Coordinated expression of functionally diverse fructosyltransferase genes is associated with fructan accumulation in response to low temperature in perennial ryegrass

Fructan is the major nonstructural carbohydrate reserve in temperate grasses. To understand regulatory mechanisms in fructan synthesis and adaptation to cold environments, the isolation, functional characterization and genetic mapping of fructosyltransferase (FT) genes in perennial ryegrass (Lolium perenne) are described. Six cDNAs (prft1-prft6) encoding FTs were isolated from cold-treated ryegrass plants, and three were positioned on a perennial ryegrass linkage map. Recombinant proteins were produced in Pichia pastoris and enzymatic activity was characterized. Changes in carbohydrate levels and mRNA levels of FT genes during cold treatment were also analysed. One gene encodes sucrose-sucrose 1-fructosyltransferase (1-SST), and two gene encode fructan-fructan 6G-fructosyltransferase (6G-FFT). Protein sequences for the other genes (prfts 1, 2 and 6) were similar to sucrose-fructan 6-fructosyltransferase (6-SFT). The 1-SST and prft1 genes were colocalized with an invertase gene on the ryegrass linkage map.
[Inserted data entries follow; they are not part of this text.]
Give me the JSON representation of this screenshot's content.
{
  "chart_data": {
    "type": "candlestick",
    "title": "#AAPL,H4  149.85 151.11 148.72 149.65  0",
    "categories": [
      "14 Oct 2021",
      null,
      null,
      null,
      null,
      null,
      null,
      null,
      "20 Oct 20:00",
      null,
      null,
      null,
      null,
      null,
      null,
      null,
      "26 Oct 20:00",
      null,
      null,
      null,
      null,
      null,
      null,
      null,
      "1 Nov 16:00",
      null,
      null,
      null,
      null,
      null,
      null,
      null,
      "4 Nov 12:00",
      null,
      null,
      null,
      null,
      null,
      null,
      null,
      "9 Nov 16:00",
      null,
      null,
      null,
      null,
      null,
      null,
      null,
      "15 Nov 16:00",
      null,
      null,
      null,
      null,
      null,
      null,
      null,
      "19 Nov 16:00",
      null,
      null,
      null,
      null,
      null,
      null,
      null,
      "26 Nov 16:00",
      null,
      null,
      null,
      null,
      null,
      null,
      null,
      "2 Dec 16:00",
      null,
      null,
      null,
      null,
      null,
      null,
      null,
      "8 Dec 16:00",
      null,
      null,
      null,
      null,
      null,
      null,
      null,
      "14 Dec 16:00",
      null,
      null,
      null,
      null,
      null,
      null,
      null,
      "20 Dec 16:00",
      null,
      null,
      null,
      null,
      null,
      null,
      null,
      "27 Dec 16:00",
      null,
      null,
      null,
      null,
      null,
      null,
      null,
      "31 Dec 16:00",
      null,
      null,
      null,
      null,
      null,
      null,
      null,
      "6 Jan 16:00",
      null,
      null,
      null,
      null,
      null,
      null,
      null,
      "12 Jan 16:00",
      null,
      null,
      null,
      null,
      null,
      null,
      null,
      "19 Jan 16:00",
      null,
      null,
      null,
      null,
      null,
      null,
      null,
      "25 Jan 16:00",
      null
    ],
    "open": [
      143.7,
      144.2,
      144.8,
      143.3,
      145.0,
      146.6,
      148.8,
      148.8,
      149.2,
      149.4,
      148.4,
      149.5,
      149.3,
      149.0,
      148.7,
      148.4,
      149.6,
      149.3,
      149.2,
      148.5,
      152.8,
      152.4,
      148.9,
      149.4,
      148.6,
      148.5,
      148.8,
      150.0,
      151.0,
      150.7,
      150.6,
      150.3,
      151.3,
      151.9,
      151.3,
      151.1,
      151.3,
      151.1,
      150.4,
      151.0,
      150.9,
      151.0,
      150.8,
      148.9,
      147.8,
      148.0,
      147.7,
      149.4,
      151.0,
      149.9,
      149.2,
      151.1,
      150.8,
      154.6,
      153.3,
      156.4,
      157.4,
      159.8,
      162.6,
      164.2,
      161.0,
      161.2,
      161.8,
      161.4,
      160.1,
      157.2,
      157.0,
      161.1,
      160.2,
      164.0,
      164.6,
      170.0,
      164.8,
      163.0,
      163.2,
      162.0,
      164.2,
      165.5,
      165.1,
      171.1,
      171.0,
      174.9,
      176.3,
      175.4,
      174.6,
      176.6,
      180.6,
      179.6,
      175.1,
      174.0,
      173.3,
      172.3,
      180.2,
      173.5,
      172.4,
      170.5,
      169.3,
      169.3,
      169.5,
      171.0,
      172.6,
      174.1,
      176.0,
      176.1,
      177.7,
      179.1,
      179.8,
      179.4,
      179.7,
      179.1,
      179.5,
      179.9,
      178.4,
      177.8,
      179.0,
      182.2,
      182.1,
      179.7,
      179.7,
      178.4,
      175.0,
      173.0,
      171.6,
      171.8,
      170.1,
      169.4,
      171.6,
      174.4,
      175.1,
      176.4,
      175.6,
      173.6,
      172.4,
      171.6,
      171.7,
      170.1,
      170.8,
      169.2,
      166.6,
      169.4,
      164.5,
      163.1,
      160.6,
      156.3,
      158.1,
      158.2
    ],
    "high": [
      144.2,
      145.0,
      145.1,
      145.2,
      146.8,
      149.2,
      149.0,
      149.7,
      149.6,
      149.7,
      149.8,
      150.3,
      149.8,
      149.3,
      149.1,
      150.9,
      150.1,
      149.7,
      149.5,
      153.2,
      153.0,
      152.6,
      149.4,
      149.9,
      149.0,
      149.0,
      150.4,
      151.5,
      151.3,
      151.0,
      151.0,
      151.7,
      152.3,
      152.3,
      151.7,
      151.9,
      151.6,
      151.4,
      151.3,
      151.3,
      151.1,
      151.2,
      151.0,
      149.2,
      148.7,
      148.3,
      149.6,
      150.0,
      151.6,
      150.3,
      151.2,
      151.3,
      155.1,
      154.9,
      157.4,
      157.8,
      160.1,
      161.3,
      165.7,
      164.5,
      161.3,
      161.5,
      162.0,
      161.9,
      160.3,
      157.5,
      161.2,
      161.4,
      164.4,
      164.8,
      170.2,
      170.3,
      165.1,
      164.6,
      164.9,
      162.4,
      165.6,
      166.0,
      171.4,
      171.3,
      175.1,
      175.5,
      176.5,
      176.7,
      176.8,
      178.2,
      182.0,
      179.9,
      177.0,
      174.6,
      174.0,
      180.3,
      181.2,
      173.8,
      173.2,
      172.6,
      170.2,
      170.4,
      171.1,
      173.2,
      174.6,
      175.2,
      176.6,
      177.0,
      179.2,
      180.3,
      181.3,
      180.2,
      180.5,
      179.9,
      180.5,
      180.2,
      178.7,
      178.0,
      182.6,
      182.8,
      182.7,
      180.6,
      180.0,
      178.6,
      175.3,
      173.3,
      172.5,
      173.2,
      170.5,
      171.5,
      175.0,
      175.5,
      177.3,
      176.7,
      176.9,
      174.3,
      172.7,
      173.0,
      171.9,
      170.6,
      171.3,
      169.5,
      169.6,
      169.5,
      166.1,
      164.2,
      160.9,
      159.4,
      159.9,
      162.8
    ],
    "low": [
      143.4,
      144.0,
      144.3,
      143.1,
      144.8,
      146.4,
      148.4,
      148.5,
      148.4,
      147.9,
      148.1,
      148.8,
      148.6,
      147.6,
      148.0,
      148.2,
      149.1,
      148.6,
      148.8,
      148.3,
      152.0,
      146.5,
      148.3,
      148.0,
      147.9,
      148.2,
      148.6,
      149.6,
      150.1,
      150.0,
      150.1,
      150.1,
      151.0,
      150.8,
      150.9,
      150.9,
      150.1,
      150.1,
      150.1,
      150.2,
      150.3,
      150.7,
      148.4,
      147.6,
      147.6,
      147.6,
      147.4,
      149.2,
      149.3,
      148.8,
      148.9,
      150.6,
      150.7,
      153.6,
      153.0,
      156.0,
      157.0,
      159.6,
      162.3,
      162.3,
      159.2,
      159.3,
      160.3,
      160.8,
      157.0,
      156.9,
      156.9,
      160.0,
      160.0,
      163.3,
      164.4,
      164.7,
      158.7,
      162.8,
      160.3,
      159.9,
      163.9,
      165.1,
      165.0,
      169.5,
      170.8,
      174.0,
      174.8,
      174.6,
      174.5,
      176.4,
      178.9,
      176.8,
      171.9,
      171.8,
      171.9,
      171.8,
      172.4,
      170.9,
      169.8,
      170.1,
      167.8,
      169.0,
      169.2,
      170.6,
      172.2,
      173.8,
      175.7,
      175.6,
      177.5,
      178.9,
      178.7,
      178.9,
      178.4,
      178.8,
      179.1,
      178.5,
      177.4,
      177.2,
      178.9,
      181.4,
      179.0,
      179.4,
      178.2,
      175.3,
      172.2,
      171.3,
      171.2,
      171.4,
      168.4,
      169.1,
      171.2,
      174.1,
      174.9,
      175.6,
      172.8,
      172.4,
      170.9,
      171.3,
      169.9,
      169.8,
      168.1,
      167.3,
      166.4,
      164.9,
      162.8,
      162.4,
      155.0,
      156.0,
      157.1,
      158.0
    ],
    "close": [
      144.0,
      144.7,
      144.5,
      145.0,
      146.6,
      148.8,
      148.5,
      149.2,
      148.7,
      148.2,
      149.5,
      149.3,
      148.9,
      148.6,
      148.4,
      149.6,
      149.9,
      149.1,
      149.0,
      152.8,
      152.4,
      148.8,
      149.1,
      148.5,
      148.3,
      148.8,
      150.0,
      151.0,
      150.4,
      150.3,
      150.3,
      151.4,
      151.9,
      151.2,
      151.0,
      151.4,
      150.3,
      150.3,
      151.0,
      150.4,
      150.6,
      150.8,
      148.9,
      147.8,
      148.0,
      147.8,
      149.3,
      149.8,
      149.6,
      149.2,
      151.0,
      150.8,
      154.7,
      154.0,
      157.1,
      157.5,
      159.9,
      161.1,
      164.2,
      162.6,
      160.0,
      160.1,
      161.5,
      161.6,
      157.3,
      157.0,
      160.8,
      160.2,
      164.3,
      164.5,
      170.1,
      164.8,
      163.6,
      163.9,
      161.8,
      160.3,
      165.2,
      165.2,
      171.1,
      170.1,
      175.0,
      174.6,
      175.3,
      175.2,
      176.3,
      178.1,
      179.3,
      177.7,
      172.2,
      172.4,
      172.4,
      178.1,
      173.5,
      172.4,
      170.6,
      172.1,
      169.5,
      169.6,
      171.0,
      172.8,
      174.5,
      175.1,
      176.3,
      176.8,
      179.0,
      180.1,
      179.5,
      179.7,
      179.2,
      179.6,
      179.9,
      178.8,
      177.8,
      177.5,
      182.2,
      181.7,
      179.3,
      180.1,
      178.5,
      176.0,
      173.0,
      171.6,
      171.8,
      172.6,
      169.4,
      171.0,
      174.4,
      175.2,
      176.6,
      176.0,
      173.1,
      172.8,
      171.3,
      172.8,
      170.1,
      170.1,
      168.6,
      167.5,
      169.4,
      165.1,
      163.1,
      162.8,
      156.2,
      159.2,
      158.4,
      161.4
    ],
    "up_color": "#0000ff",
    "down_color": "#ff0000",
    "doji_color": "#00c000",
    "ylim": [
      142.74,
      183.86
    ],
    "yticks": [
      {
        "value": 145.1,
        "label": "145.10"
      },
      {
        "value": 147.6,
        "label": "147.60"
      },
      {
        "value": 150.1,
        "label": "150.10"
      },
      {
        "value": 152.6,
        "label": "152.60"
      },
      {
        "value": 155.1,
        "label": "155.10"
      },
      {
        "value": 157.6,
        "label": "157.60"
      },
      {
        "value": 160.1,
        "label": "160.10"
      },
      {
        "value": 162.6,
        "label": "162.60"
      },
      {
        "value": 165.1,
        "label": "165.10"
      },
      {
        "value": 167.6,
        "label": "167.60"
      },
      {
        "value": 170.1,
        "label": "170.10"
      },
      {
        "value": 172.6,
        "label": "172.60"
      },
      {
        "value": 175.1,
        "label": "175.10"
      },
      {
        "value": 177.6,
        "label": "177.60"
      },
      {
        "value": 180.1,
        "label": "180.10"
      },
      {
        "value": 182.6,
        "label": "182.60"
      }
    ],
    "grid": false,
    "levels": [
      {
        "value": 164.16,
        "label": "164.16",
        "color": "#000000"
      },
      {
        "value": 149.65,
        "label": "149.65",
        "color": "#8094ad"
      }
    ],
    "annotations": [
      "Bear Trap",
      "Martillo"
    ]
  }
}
The mRNA levels of prft1 and prft2 increased gradually during cold treatment, while those of the 1-SST and 6G-FFT genes first increased, but then decreased before increasing again during a longer period of cold treatment. Thus at least two different patterns of gene expression have developed during the evolution of functionally diverse FT genes, which are associated in a coordinated way with fructan synthesis in a cold environment.